Model-Predictive Path Integral Control

Implements Model-Predictive Path Integral Control, a stochastic sampling based model predictive control method. For further information, see the following papers:

struct MPPI{DT<:AbstractFloat, nu, Covar<:AbstractArray{DT<:AbstractFloat,2}, Value, Env, Init, Obs, State}
MPPI{DT<:AbstractFloat}(args...; kwargs...) -> MPPI
MPPI(args...; kwargs...) -> MPPI

Construct an instance of MPPI with args and kwargs, where DT <: AbstractFloat is the element type used for pre-allocated buffers, which defaults to Float32.

In the following explanation of the MPPI constructor, we use the following notation:

  • U::Matrix: the canonical control vector $(u_{1}, u_{2}, \dots, u_{H})$, where size(U) == (length(actionspace(env)), H).


  • env_tconstructor: a function with signature env_tconstructor(n) that returns n instances of T, where T <: AbstractEnvironment.
  • H::Integer: Length of sampled trajectories.
  • K::Integer: Number of trajectories to sample.
  • covar::AbstractMatrix: The covariance matrix for the Normal distribution from which control pertubations are sampled from.
  • gamma::Real: Reward discount, applied as gamma^(t - 1) * reward[t].
  • lambda::Real: Temperature parameter for the exponential reweighting of sampled trajectories.

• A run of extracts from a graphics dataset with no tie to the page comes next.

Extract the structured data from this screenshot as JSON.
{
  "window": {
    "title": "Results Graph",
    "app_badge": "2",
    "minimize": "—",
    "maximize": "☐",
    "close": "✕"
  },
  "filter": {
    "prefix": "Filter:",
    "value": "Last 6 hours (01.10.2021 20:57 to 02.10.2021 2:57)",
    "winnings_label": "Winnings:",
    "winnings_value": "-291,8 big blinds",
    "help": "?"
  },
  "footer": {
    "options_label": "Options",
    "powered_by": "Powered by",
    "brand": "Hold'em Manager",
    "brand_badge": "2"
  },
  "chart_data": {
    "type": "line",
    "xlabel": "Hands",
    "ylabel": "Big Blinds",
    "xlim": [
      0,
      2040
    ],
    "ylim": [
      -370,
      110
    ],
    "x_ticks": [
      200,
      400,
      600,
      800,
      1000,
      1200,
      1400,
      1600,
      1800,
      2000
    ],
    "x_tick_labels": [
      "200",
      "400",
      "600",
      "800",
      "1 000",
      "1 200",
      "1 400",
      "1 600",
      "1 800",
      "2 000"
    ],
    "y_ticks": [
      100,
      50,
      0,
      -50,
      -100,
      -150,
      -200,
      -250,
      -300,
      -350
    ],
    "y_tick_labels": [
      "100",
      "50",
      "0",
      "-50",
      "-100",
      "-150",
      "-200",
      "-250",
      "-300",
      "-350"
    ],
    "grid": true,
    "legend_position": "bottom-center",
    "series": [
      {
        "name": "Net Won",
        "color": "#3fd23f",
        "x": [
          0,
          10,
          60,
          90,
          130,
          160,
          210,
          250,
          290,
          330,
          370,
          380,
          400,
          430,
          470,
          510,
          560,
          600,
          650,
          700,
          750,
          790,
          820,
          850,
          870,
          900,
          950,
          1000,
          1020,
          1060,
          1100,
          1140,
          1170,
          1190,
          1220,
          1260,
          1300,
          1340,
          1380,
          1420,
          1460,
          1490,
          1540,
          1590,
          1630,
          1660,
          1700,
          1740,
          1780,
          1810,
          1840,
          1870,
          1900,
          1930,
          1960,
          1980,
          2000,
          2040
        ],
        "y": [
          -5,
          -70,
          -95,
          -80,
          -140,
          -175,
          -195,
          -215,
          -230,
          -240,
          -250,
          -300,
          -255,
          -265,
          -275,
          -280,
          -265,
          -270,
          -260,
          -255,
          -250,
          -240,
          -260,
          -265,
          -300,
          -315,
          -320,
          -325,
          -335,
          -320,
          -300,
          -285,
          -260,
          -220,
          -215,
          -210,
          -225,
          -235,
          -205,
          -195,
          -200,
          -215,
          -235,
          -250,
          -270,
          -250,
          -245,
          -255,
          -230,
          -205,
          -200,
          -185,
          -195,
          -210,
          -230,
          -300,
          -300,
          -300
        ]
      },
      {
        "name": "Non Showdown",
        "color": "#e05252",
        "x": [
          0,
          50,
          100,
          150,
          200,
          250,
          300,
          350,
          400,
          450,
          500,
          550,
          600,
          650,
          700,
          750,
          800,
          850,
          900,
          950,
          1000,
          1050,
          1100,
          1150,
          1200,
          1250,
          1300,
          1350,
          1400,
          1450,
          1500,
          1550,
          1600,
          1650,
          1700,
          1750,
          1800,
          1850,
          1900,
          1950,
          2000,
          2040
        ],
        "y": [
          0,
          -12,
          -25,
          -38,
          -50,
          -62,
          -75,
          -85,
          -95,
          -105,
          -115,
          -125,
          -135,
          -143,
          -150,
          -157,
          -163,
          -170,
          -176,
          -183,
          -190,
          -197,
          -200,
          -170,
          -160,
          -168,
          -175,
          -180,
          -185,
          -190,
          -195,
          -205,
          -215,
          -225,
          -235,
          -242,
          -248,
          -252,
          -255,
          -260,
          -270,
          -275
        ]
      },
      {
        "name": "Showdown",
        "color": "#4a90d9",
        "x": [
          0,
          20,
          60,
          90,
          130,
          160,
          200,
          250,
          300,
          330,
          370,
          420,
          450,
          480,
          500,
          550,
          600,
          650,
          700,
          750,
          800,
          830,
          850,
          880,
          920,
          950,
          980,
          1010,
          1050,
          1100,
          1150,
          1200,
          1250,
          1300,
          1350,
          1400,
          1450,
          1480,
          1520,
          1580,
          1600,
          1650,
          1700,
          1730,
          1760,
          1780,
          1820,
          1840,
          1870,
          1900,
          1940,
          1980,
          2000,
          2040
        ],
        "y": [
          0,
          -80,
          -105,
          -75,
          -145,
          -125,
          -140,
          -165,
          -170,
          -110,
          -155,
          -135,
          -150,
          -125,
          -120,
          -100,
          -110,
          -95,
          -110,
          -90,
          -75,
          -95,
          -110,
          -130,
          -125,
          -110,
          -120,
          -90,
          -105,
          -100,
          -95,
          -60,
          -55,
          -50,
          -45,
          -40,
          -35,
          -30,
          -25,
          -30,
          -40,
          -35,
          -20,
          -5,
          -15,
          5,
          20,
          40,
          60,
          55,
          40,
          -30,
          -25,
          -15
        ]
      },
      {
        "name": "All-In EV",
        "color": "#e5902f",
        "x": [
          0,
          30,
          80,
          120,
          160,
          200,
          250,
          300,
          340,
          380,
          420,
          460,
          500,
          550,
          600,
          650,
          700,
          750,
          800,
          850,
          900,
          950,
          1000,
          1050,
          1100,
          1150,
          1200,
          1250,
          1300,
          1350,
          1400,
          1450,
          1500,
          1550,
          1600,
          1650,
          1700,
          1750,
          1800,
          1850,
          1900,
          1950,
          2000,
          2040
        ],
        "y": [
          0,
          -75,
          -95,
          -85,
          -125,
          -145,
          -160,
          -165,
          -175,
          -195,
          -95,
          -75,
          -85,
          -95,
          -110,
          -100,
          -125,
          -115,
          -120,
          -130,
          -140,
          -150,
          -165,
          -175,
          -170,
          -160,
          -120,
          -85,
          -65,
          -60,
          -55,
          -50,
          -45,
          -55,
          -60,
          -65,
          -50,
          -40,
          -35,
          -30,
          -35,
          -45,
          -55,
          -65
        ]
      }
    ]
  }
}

In the limit that lambda approaches 0, U is set to the highest reward trajectory. Conversely, as lambda approaches infinity, U is computed as the unweighted-average of the samples trajectories.
  • value: a function mapping observations to scalar rewards, with the signature value(obs::AbstractVector) --> reward::Real
  • initfn!: A function with the signature initfn!(U::Matrix) used for re-initializing U after shifting it. Defaults to setting the last element of U to 0.
getaction!(action, state, m; nthreads)

Starting from the environment's state, perform one step of the MPPI algorithm and store the resulting action in action. The trajectory sampling portion of MPPI is done in parallel using nthreads threads.

reset!(m::LyceumAI.MPPI) -> LyceumAI.MPPI

Resets the canonical control vector to zeros.